JASON COURT says that there’s more optimism in the members’ pavilion at The Oval ahead of the County Championship, which begins on Sunday

On Sunday I will be joining the masses of cabbies, retirees, students, the unemployed and other 40- and 50-somethings, filled with huge anticipation.

Kevin Pietersen: more time with Surrey this summer

Kevin Pietersen: more time with Surrey this summer

I will drag two of my kids with me and will sit in the sun (we are all optimists at the start of every county cricket season), beer in hand, and await the toss. I should be in good company in the Pavilion at The Oval. Attendance figures from last year show that Surrey members preferred to attend the four-day version of the game, while the general public preferred the T20s.

Sunday starts to county championship games are one of a few changes this season. The T20 Blast will interrupt the season a little less, as most of those matches will be played on a Friday evening. Both of these should be seen as positive changes. Richard Thompson in his 2013 chairman’s statement in Surrey CCC’s annual report welcomed them both. He is hopeful that attendances will rise. On the downside, gone is the excellent 40-over version of the game to be replaced by the more staid 50-over one-day competition, and the changes made it impossible for the return of the Croydon Festival at Whitgift School.

So what of the Surrey team? Some older players, like Gareth Batty and Tim Linley, have been retained. If you took a straw poll of members you would find that a popular decision.
But the main closed-season talking points revolved around Graham Ford and Kevin Pieterson. In the same chairman’s statement, Thompson was very keen to stress that Ford is a coach. Not a manager, but a coach, working alongside Alex Stewart as “Director of Cricket”.

Pieterson, on SurreyTV this week, has said how pleased he is that Ford, a former coach at South Africa, Kent and Sri Lanka, is here. “He gets me,” the England Test exile said of the man who has known him since primary school in South Africa.

KP himself seems at ease at The Oval. Unlike the England set-up, it seems he feels he can rely on the support of the dressing room.

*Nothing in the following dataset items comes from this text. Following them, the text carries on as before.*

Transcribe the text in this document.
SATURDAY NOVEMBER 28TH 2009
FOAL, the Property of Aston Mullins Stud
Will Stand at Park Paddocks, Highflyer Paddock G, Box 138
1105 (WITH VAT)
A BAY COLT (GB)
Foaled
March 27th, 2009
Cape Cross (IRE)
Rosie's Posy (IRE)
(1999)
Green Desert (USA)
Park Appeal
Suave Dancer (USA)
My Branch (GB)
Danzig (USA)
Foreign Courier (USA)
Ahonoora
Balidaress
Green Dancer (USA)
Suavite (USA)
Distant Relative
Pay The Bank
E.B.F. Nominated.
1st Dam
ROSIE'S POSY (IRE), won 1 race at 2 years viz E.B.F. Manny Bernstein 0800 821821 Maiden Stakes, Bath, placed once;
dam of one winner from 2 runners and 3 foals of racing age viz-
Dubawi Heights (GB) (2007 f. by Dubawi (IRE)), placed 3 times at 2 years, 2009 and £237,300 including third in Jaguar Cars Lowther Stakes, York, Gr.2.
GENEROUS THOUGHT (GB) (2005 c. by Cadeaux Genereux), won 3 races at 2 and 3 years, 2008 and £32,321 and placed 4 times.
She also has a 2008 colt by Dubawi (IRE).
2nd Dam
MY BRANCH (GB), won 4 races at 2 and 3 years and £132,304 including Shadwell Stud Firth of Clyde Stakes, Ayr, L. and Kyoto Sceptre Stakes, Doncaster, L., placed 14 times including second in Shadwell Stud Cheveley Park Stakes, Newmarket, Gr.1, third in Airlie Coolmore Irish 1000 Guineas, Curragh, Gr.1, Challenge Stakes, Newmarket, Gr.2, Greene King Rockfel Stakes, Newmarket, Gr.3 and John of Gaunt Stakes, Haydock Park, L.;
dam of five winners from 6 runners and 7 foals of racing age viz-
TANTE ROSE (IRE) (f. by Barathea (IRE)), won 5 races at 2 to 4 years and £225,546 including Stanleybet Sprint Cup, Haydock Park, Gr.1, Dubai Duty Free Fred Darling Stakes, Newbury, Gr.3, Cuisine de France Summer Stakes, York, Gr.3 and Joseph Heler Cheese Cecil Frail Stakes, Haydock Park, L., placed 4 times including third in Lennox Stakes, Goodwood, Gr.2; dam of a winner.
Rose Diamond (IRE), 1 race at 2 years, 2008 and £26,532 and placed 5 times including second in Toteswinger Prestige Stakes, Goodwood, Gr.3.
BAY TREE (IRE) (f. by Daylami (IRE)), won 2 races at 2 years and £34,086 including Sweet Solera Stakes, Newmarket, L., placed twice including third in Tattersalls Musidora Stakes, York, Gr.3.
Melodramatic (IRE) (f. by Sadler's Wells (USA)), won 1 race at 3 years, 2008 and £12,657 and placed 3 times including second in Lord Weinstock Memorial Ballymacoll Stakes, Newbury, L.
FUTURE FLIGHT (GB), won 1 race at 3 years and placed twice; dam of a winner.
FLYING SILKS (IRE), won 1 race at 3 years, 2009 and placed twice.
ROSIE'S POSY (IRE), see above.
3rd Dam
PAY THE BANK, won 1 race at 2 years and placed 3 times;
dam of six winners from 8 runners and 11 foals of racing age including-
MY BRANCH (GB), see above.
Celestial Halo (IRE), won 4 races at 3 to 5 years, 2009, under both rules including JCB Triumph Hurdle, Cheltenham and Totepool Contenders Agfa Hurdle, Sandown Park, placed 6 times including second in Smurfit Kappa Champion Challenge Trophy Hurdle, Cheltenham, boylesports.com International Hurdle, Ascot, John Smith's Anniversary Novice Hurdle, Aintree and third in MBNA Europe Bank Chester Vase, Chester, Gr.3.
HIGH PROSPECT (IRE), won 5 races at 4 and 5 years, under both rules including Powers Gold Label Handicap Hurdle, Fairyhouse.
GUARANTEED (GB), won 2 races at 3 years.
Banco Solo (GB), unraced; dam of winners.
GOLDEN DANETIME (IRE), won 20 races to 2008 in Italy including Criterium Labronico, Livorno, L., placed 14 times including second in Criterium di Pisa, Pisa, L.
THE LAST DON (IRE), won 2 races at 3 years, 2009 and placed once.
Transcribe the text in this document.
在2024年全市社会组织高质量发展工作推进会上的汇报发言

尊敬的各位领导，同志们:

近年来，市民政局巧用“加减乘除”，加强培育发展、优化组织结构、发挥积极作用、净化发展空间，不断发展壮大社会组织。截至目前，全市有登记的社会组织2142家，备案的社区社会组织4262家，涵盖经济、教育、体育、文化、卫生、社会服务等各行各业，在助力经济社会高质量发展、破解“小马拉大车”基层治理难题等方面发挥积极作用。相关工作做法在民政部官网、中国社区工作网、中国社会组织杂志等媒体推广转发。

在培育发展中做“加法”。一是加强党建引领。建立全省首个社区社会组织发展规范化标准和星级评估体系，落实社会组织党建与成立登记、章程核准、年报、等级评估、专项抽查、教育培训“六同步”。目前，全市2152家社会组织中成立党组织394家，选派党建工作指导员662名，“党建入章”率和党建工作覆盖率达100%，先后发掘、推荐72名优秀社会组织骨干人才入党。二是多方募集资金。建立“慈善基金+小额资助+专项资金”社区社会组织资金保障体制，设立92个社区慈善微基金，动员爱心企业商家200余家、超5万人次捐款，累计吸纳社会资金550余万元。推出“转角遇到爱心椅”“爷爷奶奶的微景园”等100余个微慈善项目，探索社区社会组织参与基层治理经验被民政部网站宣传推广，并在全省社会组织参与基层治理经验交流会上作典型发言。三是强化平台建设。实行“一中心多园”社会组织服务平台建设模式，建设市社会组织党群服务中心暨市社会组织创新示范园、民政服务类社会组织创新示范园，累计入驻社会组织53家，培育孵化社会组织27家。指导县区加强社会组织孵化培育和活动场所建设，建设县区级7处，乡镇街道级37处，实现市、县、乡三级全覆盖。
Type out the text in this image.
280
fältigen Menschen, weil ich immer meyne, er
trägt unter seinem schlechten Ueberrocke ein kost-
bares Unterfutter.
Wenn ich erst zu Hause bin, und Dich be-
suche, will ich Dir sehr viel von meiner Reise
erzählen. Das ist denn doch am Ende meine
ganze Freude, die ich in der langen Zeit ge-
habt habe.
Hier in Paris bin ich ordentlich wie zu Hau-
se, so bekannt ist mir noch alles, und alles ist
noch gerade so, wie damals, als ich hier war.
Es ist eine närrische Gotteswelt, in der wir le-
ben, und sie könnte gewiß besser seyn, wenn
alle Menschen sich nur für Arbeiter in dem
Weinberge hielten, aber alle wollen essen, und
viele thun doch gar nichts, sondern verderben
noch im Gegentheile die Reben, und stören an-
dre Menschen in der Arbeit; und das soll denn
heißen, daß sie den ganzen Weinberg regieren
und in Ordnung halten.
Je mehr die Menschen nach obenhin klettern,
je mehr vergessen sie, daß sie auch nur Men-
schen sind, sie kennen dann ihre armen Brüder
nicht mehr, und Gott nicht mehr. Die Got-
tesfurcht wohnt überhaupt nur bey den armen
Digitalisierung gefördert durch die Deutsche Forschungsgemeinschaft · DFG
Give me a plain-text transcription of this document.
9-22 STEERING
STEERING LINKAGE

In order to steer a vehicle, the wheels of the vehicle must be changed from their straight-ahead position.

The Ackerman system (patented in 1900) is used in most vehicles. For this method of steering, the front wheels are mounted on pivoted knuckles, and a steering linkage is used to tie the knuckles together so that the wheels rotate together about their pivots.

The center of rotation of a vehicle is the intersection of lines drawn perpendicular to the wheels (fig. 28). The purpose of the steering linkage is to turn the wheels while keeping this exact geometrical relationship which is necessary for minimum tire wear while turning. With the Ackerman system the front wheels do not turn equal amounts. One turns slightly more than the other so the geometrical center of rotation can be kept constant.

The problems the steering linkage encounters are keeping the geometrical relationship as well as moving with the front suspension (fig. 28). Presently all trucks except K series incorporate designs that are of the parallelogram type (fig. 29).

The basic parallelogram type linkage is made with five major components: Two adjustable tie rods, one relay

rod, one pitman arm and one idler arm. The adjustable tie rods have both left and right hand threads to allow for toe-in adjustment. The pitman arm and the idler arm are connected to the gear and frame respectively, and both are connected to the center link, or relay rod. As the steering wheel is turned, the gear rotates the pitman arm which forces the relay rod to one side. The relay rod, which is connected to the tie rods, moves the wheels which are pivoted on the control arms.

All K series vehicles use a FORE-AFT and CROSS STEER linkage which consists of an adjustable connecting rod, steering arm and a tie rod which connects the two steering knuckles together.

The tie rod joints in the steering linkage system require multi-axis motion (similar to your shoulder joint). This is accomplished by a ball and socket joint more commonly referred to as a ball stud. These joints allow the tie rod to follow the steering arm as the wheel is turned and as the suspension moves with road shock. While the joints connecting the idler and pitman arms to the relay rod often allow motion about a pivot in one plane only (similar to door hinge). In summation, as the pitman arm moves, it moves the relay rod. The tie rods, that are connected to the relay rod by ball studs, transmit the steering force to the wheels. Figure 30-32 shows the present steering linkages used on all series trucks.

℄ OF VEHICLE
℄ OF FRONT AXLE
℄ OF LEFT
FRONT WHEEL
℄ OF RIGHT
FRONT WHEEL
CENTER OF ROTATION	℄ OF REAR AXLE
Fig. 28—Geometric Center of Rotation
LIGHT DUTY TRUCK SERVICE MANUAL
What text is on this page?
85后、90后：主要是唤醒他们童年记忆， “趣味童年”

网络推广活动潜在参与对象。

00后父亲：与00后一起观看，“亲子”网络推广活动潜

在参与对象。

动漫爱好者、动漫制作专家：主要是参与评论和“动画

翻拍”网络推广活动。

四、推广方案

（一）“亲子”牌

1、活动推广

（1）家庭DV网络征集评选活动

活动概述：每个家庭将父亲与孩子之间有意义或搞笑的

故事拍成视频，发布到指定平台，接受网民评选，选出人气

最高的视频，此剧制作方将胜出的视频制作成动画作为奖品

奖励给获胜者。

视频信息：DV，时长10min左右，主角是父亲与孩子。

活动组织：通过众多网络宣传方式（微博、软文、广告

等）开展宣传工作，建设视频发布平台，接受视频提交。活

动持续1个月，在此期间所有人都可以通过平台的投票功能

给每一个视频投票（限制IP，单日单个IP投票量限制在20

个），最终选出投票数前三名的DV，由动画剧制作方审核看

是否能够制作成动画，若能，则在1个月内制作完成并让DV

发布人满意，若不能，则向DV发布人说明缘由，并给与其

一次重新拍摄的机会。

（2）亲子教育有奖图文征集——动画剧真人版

Surrey's new coach: Graham Ford

Surrey’s new coach: Graham Ford

So has Surrey become the cricketing version of Saracens? Ford, club captain Graeme Smith, Pieterson, Tom Curran, Stuart Meaker, Jade Dernbach and Jason Roy were all born in South Africa. But scratch at that veneer and you reveal something much closer to home. Roy is an Old Whitgiftian (along with other young rising talents Freddie Van den Bergh and the star turn at the end of last season, Dom Sibley). Meaker and Dernbach came through the Surrey junior ranks, too.

Age is definitely on Surrey’s side. Sibley and Curran are two of four teenagers in the Surrey first team squad this season. Zafar Ansari (touted as a future captain), Rory Burns, Matthew Dunn and Tom Jewell are all in their early 20s. Even established players Arun Harinath and Steve Davies are just 26 and 28 respectively. So Ford, a coach with a reputation for nurturing young talent, seems the perfect choice. If he makes KP tick as well, then Surrey should be on course to repeat a T20 final appearance.

Surrey’s members will judge Ford as much on retaining talent (think of Chris Jordan’s departure in particular) and developing it to its full potential as winning a one-day trophy or gaining immediate promotion back to Division One of the County Championship.

Thompson has played down the expectations this year. He feels that this is the start of a re-building process. When Surrey were promoted in 2011 as runners-up to Middlesex, Surrey amassed 227 points. That total would have guaranteed promotion last year and would have won the division the year before that.

The problem is that they will have to win 50 per cent of their games and lose no more than 25 per cent to guarantee promotion. So perhaps he is right, this year is too soon to pile on the weight of expectation. They have the bowling options to take 20 wickets each match, which is the key to winning a four-day game. The trickier part of the equation for Surrey is the batting, particularly the openers. The timeframe before the influence of Graeme Smith, also now an ex-Test player, starts to yield results is more difficult to judge.